盯視良久後, 陸璟之眉頭漸漸擰緊, 喉間不知何時暈開了絲絲苦澀的味道, 令他的眉頭擰得又深幾分。

從未有過的體驗叫陸璟之有些不适, 視線再次挪到了席常月的背影上,像是被什麽東西在心口蟄了一下,不痛, 卻又令人無法忽視。

直到那抹身影徹底消失在視線範圍內, 陸璟之方才收回了目光, 身形化作遁光迅速朝紫淩峰掠去。

甫一入殿他便開始打坐,然而任陸璟之如何也無法迅速入定,那股不适感如影随形般,似乎是從他的六徒弟提起魂燈便開始的。

陸璟之容色緊繃,半晌後阖眼。

他能感覺得到,他的道心……

亂了。

天道見證陸璟之當初收下席常月,自此兩人中間就有了一層緊密的聯系,比起當初五弟子因醉心制丹而轉入離曜真人座下時的順其自然,今日席常月的主動卻是不同。
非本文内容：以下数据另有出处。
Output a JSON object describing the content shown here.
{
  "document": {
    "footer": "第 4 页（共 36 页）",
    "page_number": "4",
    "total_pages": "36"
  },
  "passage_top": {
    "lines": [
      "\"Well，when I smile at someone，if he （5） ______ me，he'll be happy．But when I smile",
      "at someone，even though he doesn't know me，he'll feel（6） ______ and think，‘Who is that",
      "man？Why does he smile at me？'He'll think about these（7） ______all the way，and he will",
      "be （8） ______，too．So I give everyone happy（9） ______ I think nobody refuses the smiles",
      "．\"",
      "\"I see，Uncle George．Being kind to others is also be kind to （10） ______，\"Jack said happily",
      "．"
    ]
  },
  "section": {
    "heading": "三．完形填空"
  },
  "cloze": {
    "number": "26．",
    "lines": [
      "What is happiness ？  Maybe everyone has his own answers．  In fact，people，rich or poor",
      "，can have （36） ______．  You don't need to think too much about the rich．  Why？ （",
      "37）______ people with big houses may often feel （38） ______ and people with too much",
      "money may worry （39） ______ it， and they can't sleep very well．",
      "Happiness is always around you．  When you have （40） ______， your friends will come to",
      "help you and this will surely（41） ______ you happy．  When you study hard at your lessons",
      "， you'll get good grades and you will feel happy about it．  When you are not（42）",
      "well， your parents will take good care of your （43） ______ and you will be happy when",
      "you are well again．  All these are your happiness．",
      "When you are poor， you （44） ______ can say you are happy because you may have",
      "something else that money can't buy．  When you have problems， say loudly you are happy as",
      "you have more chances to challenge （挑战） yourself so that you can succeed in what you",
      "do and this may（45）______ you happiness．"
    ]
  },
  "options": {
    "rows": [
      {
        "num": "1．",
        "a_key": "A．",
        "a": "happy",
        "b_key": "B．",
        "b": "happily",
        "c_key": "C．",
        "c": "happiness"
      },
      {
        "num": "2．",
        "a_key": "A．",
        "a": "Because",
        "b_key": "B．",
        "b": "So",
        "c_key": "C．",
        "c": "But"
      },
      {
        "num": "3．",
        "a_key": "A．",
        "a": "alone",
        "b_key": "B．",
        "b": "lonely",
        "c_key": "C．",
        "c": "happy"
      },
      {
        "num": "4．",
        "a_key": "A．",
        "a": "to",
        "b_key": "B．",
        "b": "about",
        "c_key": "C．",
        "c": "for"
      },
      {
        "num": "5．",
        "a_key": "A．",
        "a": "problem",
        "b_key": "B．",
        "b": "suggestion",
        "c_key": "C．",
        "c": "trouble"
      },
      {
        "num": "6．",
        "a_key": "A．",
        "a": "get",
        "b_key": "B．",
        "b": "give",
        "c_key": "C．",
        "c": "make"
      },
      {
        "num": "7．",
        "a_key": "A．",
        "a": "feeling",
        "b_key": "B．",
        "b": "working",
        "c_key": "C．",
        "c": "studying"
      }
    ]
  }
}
陸璟之并非那種強制專橫的人,所以在這兩次都欣然同意,然而當他看到席常月沒有半點留戀地搗碎魂燈時,陸璟之竟難得開始反思起來。

他是不是……太過忽視自己這個六徒弟了,才會使得他同自己離了心,以致于起了退出宗門的念頭。

然而現在再想這些,似乎已經晚了……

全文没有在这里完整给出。